Featured Post


 These days, I mostly post my tech musings on Linkedin.  https://www.linkedin.com/in/seanmcgrath/

Friday, October 30, 2009

No PDFs?

No PDFs! is not the answer. The answer is to make data available in a variety of formats and explain the relationship between them. In such a world, PDF becomes one format amongst many. That is good.

The problem with a lot of the "just give us XML!" exhortations is that it is easy to over-simply the issues that arise with legal and regulartory materials.

In an XML L&R world, PDF has its place. So too does Microsoft Word, OpenOffice, TIFF, custom-schema XML, industry-standard-schema XML, JSON, RDFa etc.

The whole point of using XML "upstream" is to allow a multiplicity of transforms downstream. However, care needs to be taken when the documents are critical - like legislation...It is critical that the normative copy is made explicit. The ideal normative copy is one that can partake in author/edit cycles. However, the normative copy is (typically) the result of a printing process because paper is signed by empowered officers with an ink pen. On the way to paper, there are umpteen points of intervention in the typical paper printing workflow. Camera-ready or direct-to-plate workflows in print shops involve page imposition and all sorts of pre-flight work that can - and often do - render the upstream content suspect with respect to the final printed pages.

Legislative artifacts - especially bills - need very close attention to line/page numbers because of the time honored way in which legislative amendment cycles work. Most knee-jerk "structured" XML approaches fall flat on their faces as a result. With legislation, line/page numbers are not throw-away artifacts. They are as important as the words themselves...

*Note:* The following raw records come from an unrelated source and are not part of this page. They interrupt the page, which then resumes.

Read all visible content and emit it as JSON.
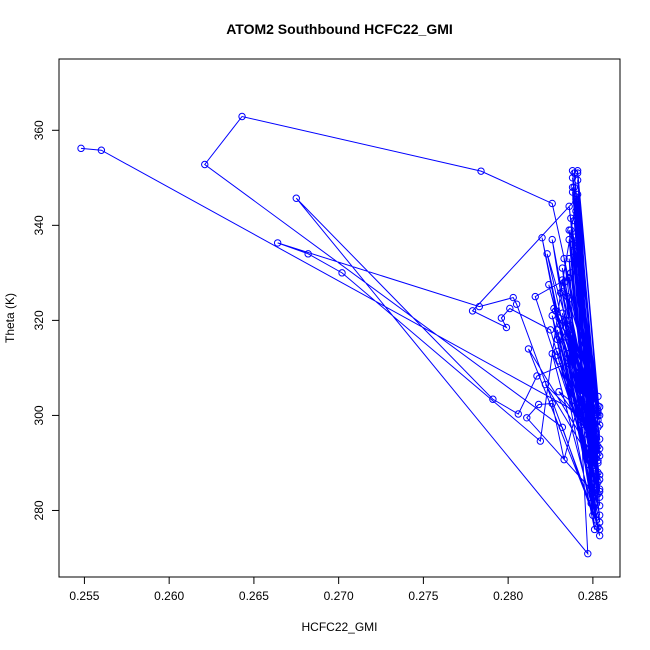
{
  "chart_data": {
    "type": "line",
    "title": "ATOM2 Southbound HCFC22_GMI",
    "xlabel": "HCFC22_GMI",
    "ylabel": "Theta (K)",
    "xlim": [
      0.2535,
      0.2866
    ],
    "ylim": [
      266,
      375
    ],
    "xticks": [
      "0.255",
      "0.260",
      "0.265",
      "0.270",
      "0.275",
      "0.280",
      "0.285"
    ],
    "yticks": [
      "280",
      "300",
      "320",
      "340",
      "360"
    ],
    "grid": false,
    "legend": "none",
    "color": "#0000ff",
    "series": [
      {
        "points": [
          [
            0.2548,
            356.2
          ],
          [
            0.256,
            355.8
          ],
          [
            0.2841,
            300.6
          ],
          [
            0.2836,
            333.0
          ],
          [
            0.285,
            292.0
          ],
          [
            0.284,
            346.0
          ],
          [
            0.2853,
            288.0
          ],
          [
            0.2838,
            351.5
          ],
          [
            0.2854,
            281.0
          ],
          [
            0.284,
            343.0
          ],
          [
            0.2852,
            296.0
          ],
          [
            0.2835,
            325.0
          ],
          [
            0.2849,
            285.0
          ],
          [
            0.2829,
            316.0
          ],
          [
            0.2854,
            277.5
          ],
          [
            0.2842,
            333.0
          ],
          [
            0.285,
            283.0
          ],
          [
            0.2836,
            337.0
          ],
          [
            0.2848,
            290.5
          ],
          [
            0.2816,
            325.0
          ],
          [
            0.2836,
            329.0
          ],
          [
            0.2853,
            293.5
          ],
          [
            0.283,
            305.0
          ],
          [
            0.2854,
            298.0
          ],
          [
            0.2838,
            350.0
          ],
          [
            0.2853,
            300.5
          ],
          [
            0.2826,
            344.6
          ],
          [
            0.2784,
            351.4
          ],
          [
            0.2643,
            362.9
          ],
          [
            0.2621,
            352.8
          ],
          [
            0.2832,
            297.5
          ],
          [
            0.285,
            279.0
          ],
          [
            0.2839,
            348.0
          ],
          [
            0.285,
            287.0
          ],
          [
            0.2841,
            351.0
          ],
          [
            0.2852,
            295.0
          ],
          [
            0.2836,
            344.0
          ],
          [
            0.2853,
            286.0
          ],
          [
            0.2833,
            328.0
          ],
          [
            0.2854,
            282.8
          ],
          [
            0.2826,
            321.0
          ],
          [
            0.2851,
            276.0
          ],
          [
            0.2838,
            336.0
          ],
          [
            0.2853,
            292.0
          ],
          [
            0.2832,
            331.0
          ],
          [
            0.2843,
            300.0
          ],
          [
            0.2826,
            313.0
          ],
          [
            0.2854,
            274.7
          ],
          [
            0.282,
            337.4
          ],
          [
            0.2843,
            298.0
          ],
          [
            0.2847,
            270.9
          ],
          [
            0.2675,
            345.7
          ],
          [
            0.2791,
            303.4
          ],
          [
            0.2806,
            300.3
          ],
          [
            0.2817,
            308.3
          ],
          [
            0.2835,
            311.0
          ],
          [
            0.2851,
            291.0
          ],
          [
            0.2812,
            314.0
          ],
          [
            0.2854,
            276.0
          ],
          [
            0.2805,
            323.4
          ],
          [
            0.2803,
            324.8
          ],
          [
            0.2783,
            322.9
          ],
          [
            0.2664,
            336.3
          ],
          [
            0.2682,
            334.0
          ],
          [
            0.2702,
            330.0
          ],
          [
            0.2819,
            294.6
          ],
          [
            0.2831,
            325.8
          ],
          [
            0.284,
            345.0
          ],
          [
            0.285,
            284.0
          ],
          [
            0.2811,
            299.5
          ],
          [
            0.2818,
            302.3
          ],
          [
            0.2826,
            302.5
          ],
          [
            0.2833,
            290.7
          ],
          [
            0.2844,
            306.0
          ],
          [
            0.283,
            316.5
          ],
          [
            0.2852,
            278.0
          ],
          [
            0.2841,
            346.5
          ],
          [
            0.2853,
            299.0
          ],
          [
            0.2836,
            320.0
          ],
          [
            0.2854,
            291.5
          ],
          [
            0.2842,
            329.0
          ],
          [
            0.2849,
            281.5
          ],
          [
            0.2835,
            313.0
          ],
          [
            0.2854,
            301.8
          ],
          [
            0.2828,
            322.0
          ],
          [
            0.2851,
            289.5
          ],
          [
            0.2824,
            327.5
          ],
          [
            0.2854,
            287.5
          ],
          [
            0.2822,
            306.5
          ],
          [
            0.2854,
            295.0
          ],
          [
            0.2839,
            341.0
          ],
          [
            0.2851,
            285.5
          ],
          [
            0.2833,
            333.0
          ],
          [
            0.2852,
            296.5
          ],
          [
            0.2837,
            339.0
          ],
          [
            0.2853,
            283.5
          ],
          [
            0.2829,
            318.0
          ],
          [
            0.2854,
            279.0
          ],
          [
            0.2832,
            326.0
          ],
          [
            0.285,
            298.5
          ],
          [
            0.2838,
            347.0
          ],
          [
            0.2854,
            300.0
          ],
          [
            0.2841,
            351.5
          ],
          [
            0.2853,
            302.0
          ],
          [
            0.283,
            320.5
          ],
          [
            0.2848,
            288.5
          ],
          [
            0.2825,
            318.0
          ],
          [
            0.2801,
            322.5
          ],
          [
            0.2796,
            320.5
          ],
          [
            0.2799,
            318.5
          ],
          [
            0.2779,
            322.0
          ],
          [
            0.284,
            345.5
          ],
          [
            0.2854,
            284.5
          ],
          [
            0.2832,
            321.5
          ],
          [
            0.2849,
            294.5
          ],
          [
            0.2839,
            337.5
          ],
          [
            0.2845,
            303.5
          ],
          [
            0.2834,
            316.5
          ],
          [
            0.2853,
            290.0
          ],
          [
            0.283,
            311.5
          ],
          [
            0.2854,
            284.0
          ],
          [
            0.2837,
            341.5
          ],
          [
            0.2853,
            301.0
          ],
          [
            0.2834,
            320.0
          ],
          [
            0.2847,
            296.0
          ],
          [
            0.2829,
            313.5
          ],
          [
            0.2852,
            291.0
          ],
          [
            0.2841,
            343.5
          ],
          [
            0.2854,
            293.0
          ],
          [
            0.2836,
            317.0
          ],
          [
            0.2853,
            297.5
          ],
          [
            0.2838,
            348.0
          ],
          [
            0.2851,
            283.0
          ],
          [
            0.2831,
            319.0
          ],
          [
            0.2853,
            276.5
          ],
          [
            0.2826,
            337.0
          ],
          [
            0.2843,
            304.5
          ],
          [
            0.2836,
            324.5
          ],
          [
            0.2851,
            289.0
          ],
          [
            0.2823,
            334.0
          ],
          [
            0.2844,
            308.0
          ],
          [
            0.2837,
            330.0
          ],
          [
            0.2852,
            293.0
          ],
          [
            0.2834,
            318.5
          ],
          [
            0.2854,
            286.5
          ],
          [
            0.2839,
            334.5
          ],
          [
            0.2849,
            299.0
          ],
          [
            0.2835,
            311.0
          ],
          [
            0.2853,
            290.5
          ],
          [
            0.2841,
            349.5
          ],
          [
            0.2853,
            304.0
          ],
          [
            0.2832,
            328.5
          ],
          [
            0.285,
            296.0
          ],
          [
            0.2827,
            322.5
          ],
          [
            0.2845,
            305.0
          ],
          [
            0.2836,
            339.0
          ],
          [
            0.2852,
            292.5
          ],
          [
            0.2839,
            351.0
          ],
          [
            0.2853,
            300.0
          ]
        ]
      }
    ]
  }
}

None of the problems are insurmountable but they involve a lot of care and thought. Throwing out PDF isn't the solution. Simply plugging in a structured XML editor with a custom/industry schema won't work either. The solution involves combining structured XML technology with wordprocessor technology and DTP technology. The key is recognizing that a multiplicity of formats/techniques are required in order to serve the needs of the complete legislative workflow; and to be absolutely clear - every step of the way - what the normative copy of the digital text is.